Younger employees more likely to have unsafe cybersecurity habits
A new report into hidden threats from Ivanti finds that one in three employees believe their actions do not impact their organization's security.
The research also shows that Millennial and Gen Z office workers are more likely to have unsafe cybersecurity habits when compared to Gen X and older (those above 40 years of age).
Of those office workers under 40 surveyed, 38 percent use the same passwords on multiple devices, compared to 28 percent of those over 40. In addition 34 percent share work device(s) with family or friends (19 percent), 34 percent use a birthdate in their password (19 percent), and 13 percent clicked on a phishing link when targeted (eight percent).
Gender, seniority and region can also impact the collective strength of the enterprise's security. The report finds that men and leaders are more comfortable contacting a security employee with a question or concern -- with leaders at an organization the most likely to reach out with a question at 72 percent. It also shows that there are regional variations in cybersecurity training and attitudes with 54 percent of employees in China and 43 percent in France reporting that their organizations don't provide mandatory cybersecurity training.
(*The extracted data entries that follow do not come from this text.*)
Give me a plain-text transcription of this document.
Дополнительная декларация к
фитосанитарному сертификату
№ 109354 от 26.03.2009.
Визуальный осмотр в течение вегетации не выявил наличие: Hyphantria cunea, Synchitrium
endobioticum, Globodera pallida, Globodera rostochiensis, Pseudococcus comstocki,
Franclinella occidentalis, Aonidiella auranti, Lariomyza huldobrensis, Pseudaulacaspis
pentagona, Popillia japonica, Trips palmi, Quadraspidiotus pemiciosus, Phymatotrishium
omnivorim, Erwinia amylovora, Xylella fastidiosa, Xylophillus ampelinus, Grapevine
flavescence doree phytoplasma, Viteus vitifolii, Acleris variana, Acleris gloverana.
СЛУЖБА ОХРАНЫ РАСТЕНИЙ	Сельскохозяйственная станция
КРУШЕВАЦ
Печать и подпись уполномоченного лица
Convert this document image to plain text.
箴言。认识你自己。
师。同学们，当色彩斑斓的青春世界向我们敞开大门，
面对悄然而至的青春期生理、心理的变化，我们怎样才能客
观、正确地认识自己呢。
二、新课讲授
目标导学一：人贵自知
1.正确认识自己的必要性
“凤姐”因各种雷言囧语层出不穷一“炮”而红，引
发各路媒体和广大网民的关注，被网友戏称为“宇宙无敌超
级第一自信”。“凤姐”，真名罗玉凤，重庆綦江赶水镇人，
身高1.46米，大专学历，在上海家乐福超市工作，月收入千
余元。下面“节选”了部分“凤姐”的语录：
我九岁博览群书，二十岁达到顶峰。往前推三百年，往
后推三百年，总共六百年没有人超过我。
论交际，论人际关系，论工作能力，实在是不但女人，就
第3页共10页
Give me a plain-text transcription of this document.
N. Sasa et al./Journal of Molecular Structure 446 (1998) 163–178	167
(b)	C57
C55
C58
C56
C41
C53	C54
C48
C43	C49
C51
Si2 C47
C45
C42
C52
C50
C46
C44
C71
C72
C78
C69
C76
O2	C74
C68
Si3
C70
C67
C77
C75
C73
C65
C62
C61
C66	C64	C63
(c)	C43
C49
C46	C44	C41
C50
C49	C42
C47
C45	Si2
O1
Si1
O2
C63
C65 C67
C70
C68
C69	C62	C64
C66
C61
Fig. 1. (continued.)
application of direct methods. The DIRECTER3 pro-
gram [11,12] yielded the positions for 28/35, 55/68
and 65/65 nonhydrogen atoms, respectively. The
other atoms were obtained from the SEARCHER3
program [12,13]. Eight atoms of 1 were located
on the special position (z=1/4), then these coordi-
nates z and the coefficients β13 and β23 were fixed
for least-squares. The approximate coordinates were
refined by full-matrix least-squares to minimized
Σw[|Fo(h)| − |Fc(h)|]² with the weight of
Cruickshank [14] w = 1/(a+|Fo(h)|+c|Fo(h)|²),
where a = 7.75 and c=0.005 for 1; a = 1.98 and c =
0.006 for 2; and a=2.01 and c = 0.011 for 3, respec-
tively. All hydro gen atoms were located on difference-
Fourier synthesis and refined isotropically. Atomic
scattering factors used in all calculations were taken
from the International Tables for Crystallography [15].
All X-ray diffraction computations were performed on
That number drops to 17 percent for the UK, 30 percent in the US and 22 percent in Germany.
"Employees don't always understand that they're valuable members of the extended security team despite organizations best attempts to train and educate," says Daniel Spicer, chief security officer at Ivanti. "There is also a dangerous assumption that since younger office workers are generally more tech savvy, they are also more security conscious. Security leaders need to enable all employees to play defense against threat actors and proactively build an open and welcoming security culture."
The full report is available from the Ivanti site.